Co-operative Credit
What is co-operative credit ? Well, let us first look at the meaning of these two words. What is “credit” ? It means, literally, trust or belief : as when I say, “I do not give any credit to that rumour,” meaning, I do not believe it. It means the same thing in business. To sell “on credit” means to sell on trust-that is, not for immediate payment in cash, but on trust that payment will be made in the future. In a business sense, a man is said to “have credit” when he can be trusted to be able and willing to pay what he owes at the proper time. If you want a loan from a bank, you will not get it unless you “have credit”; the bank must be sure that you can and will repay the loan when the time to do it comes. Even then a bank will want some kind of security as well in the shape, either of property, or of the promise of another man that he will repay the loan if you do not.

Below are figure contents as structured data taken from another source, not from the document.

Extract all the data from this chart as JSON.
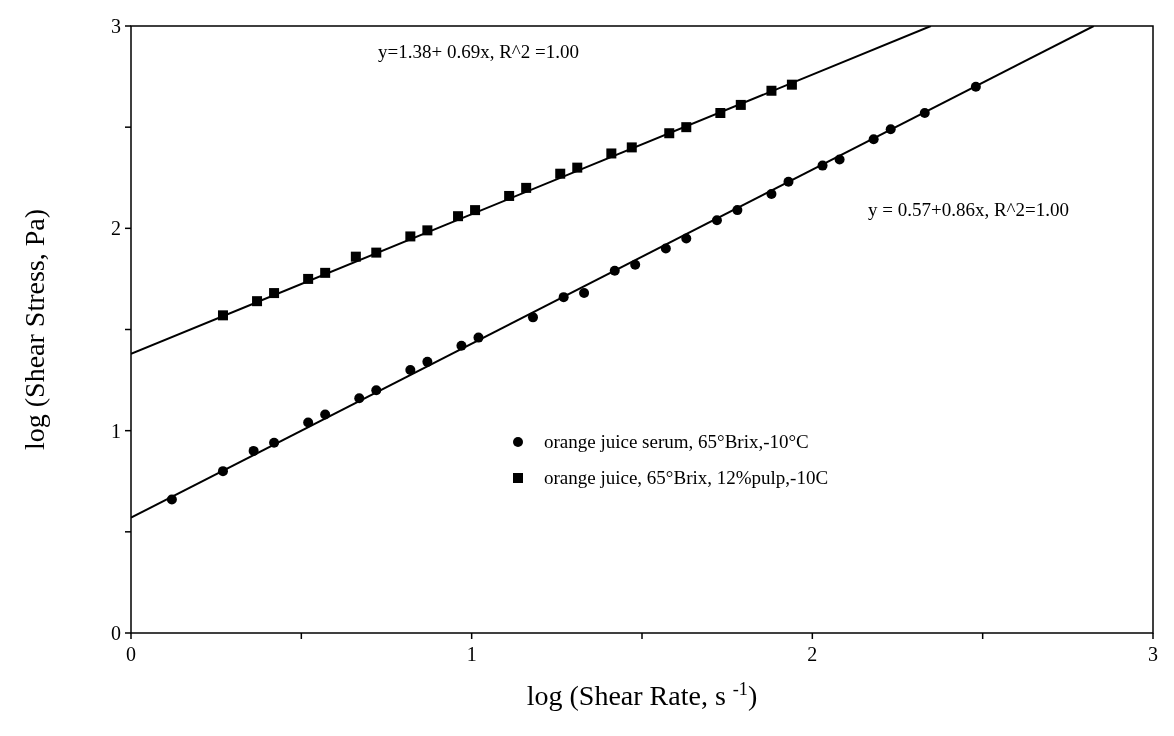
{
  "chart_data": {
    "type": "scatter",
    "xlabel": "log (Shear Rate, s $^{-1}$)",
    "ylabel": "log (Shear Stress, Pa)",
    "xlim": [
      0,
      3
    ],
    "ylim": [
      0,
      3
    ],
    "xticks": [
      0,
      {
        "value": 0.5,
        "label": null
      },
      1,
      {
        "value": 1.5,
        "label": null
      },
      2,
      {
        "value": 2.5,
        "label": null
      },
      3
    ],
    "yticks": [
      0,
      {
        "value": 0.5,
        "label": null
      },
      1,
      {
        "value": 1.5,
        "label": null
      },
      2,
      {
        "value": 2.5,
        "label": null
      },
      3
    ],
    "grid": false,
    "legend": "right",
    "annotations": [
      "y=1.38+ 0.69x, R^2 =1.00",
      "y = 0.57+0.86x, R^2=1.00"
    ],
    "series": [
      {
        "name": "orange juice serum, 65°Brix,-10°C",
        "color": "#000000",
        "marker": "circle",
        "x": [
          0.12,
          0.27,
          0.36,
          0.42,
          0.52,
          0.57,
          0.67,
          0.72,
          0.82,
          0.87,
          0.97,
          1.02,
          1.18,
          1.27,
          1.33,
          1.42,
          1.48,
          1.57,
          1.63,
          1.72,
          1.78,
          1.88,
          1.93,
          2.03,
          2.08,
          2.18,
          2.23,
          2.33,
          2.48
        ],
        "values": [
          0.66,
          0.8,
          0.9,
          0.94,
          1.04,
          1.08,
          1.16,
          1.2,
          1.3,
          1.34,
          1.42,
          1.46,
          1.56,
          1.66,
          1.68,
          1.79,
          1.82,
          1.9,
          1.95,
          2.04,
          2.09,
          2.17,
          2.23,
          2.31,
          2.34,
          2.44,
          2.49,
          2.57,
          2.7
        ]
      },
      {
        "name": "orange juice, 65°Brix, 12%pulp,-10C",
        "color": "#000000",
        "marker": "square",
        "x": [
          0.27,
          0.37,
          0.42,
          0.52,
          0.57,
          0.66,
          0.72,
          0.82,
          0.87,
          0.96,
          1.01,
          1.11,
          1.16,
          1.26,
          1.31,
          1.41,
          1.47,
          1.58,
          1.63,
          1.73,
          1.79,
          1.88,
          1.94
        ],
        "values": [
          1.57,
          1.64,
          1.68,
          1.75,
          1.78,
          1.86,
          1.88,
          1.96,
          1.99,
          2.06,
          2.09,
          2.16,
          2.2,
          2.27,
          2.3,
          2.37,
          2.4,
          2.47,
          2.5,
          2.57,
          2.61,
          2.68,
          2.71
        ]
      },
      {
        "type": "line",
        "color": "#000000",
        "x": [
          0,
          2.348
        ],
        "values": [
          1.38,
          3
        ]
      },
      {
        "type": "line",
        "color": "#000000",
        "x": [
          0,
          2.826
        ],
        "values": [
          0.57,
          3
        ]
      }
    ]
  }
}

Now a poor farmer has not, as a rule, enough “credit” to get a loan from an ordinary bank. He may be an honest man; but he has not enough property to give the security the bank demands. The bank may know he is willing to repay the loan, but it is not sure that he will be able to pay. Here is where co-operation comes in. What is co-operation ? It simply means “working-together”. When ten men reap a field together they are “co-operating”. So a “co-operative credit society” is a mutual help society, the members of which join together to help one another.

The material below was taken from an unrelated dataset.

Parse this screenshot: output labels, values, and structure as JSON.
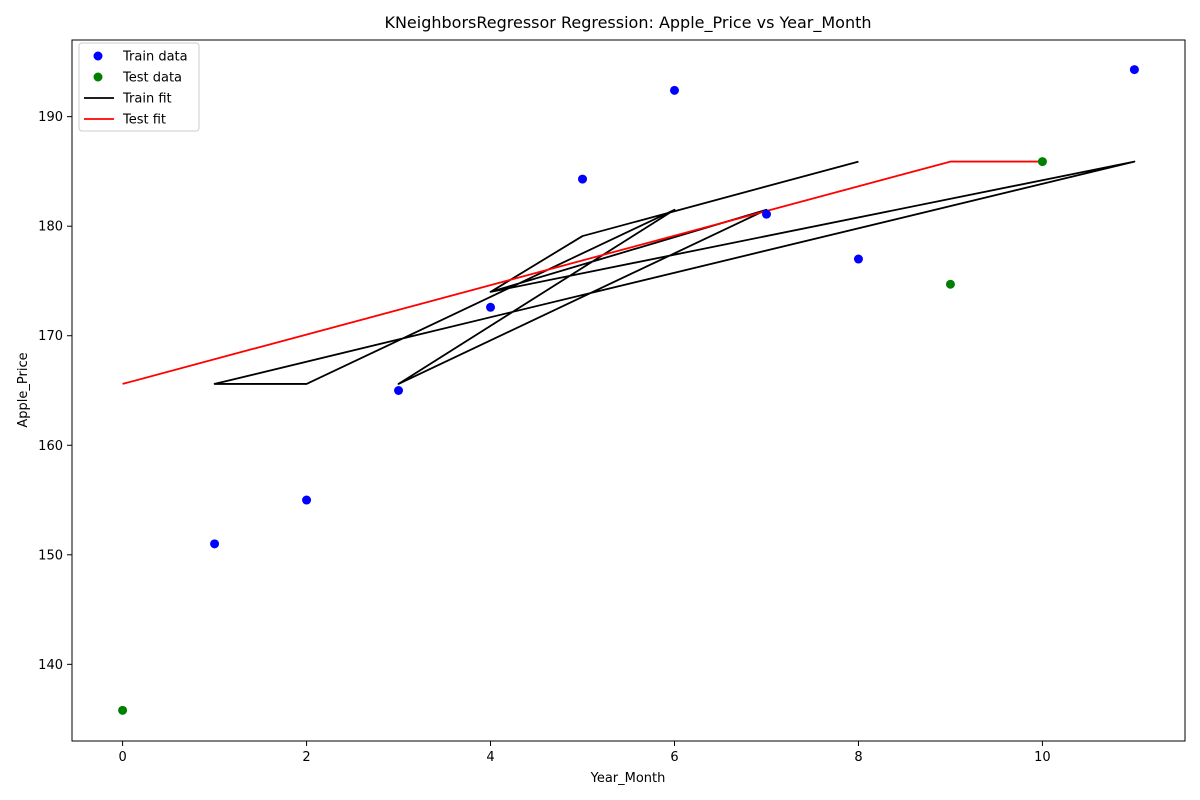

The way they help one another in a co-operative credit society is by joining their single individual credits together, so that the united credit of the whole society may be sufficient to make it worth while for a bank to advance loans to the society. A bank will not do business with a single poor farmer; but it will do business with a united body of poor farmers. This is the principle of the co-operative credit societies which are doing so much in India to relieve Indian farmers from debt, and to supply them with capital to work their farm.

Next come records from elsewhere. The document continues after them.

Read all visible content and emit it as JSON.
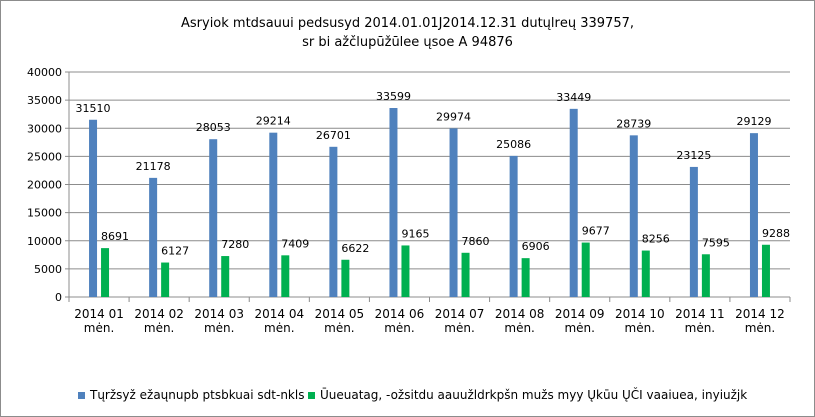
{
  "chart_data": {
    "type": "bar",
    "title_line1": "Asryiok mtdsauui pedsusyd 2014.01.01J2014.12.31 dutųlrеų  339757,",
    "title_line2": "sr bi ažčlupūžūlee ųsoe A 94876",
    "categories": [
      [
        "2014 01",
        "mėn."
      ],
      [
        "2014 02",
        "mėn."
      ],
      [
        "2014 03",
        "mėn."
      ],
      [
        "2014 04",
        "mėn."
      ],
      [
        "2014 05",
        "mėn."
      ],
      [
        "2014 06",
        "mėn."
      ],
      [
        "2014 07",
        "mėn."
      ],
      [
        "2014 08",
        "mėn."
      ],
      [
        "2014 09",
        "mėn."
      ],
      [
        "2014 10",
        "mėn."
      ],
      [
        "2014 11",
        "mėn."
      ],
      [
        "2014 12",
        "mėn."
      ]
    ],
    "series": [
      {
        "name": "Tųržsyž ežaųnupb ptsbkuai sdt-nkls",
        "color": "#4f81bd",
        "values": [
          31510,
          21178,
          28053,
          29214,
          26701,
          33599,
          29974,
          25086,
          33449,
          28739,
          23125,
          29129
        ]
      },
      {
        "name": "Ūueuatag, -ožsitdu aauužldrkpšn mužs myy Ųkūu ŲČI vaaiuea, inyiužjk",
        "color": "#00b050",
        "values": [
          8691,
          6127,
          7280,
          7409,
          6622,
          9165,
          7860,
          6906,
          9677,
          8256,
          7595,
          9288
        ]
      }
    ],
    "ylim": [
      0,
      40000
    ],
    "yticks": [
      "0",
      "5000",
      "10000",
      "15000",
      "20000",
      "25000",
      "30000",
      "35000",
      "40000"
    ],
    "grid": true,
    "legend_position": "bottom"
  }
}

The Government passed the Co-operative Credit Societies Act in 1904. Since then, village banks or co-operative credit societies have been established all over India. Immense good has been done. The burden of agricultural indebtedness has been lifted. Old debts to money-lenders have been paid off, and much land redeemed from mortgage. And, most important of all, the people have been learning habits of thrift, punctuality, mutual self-help and hopeful industry.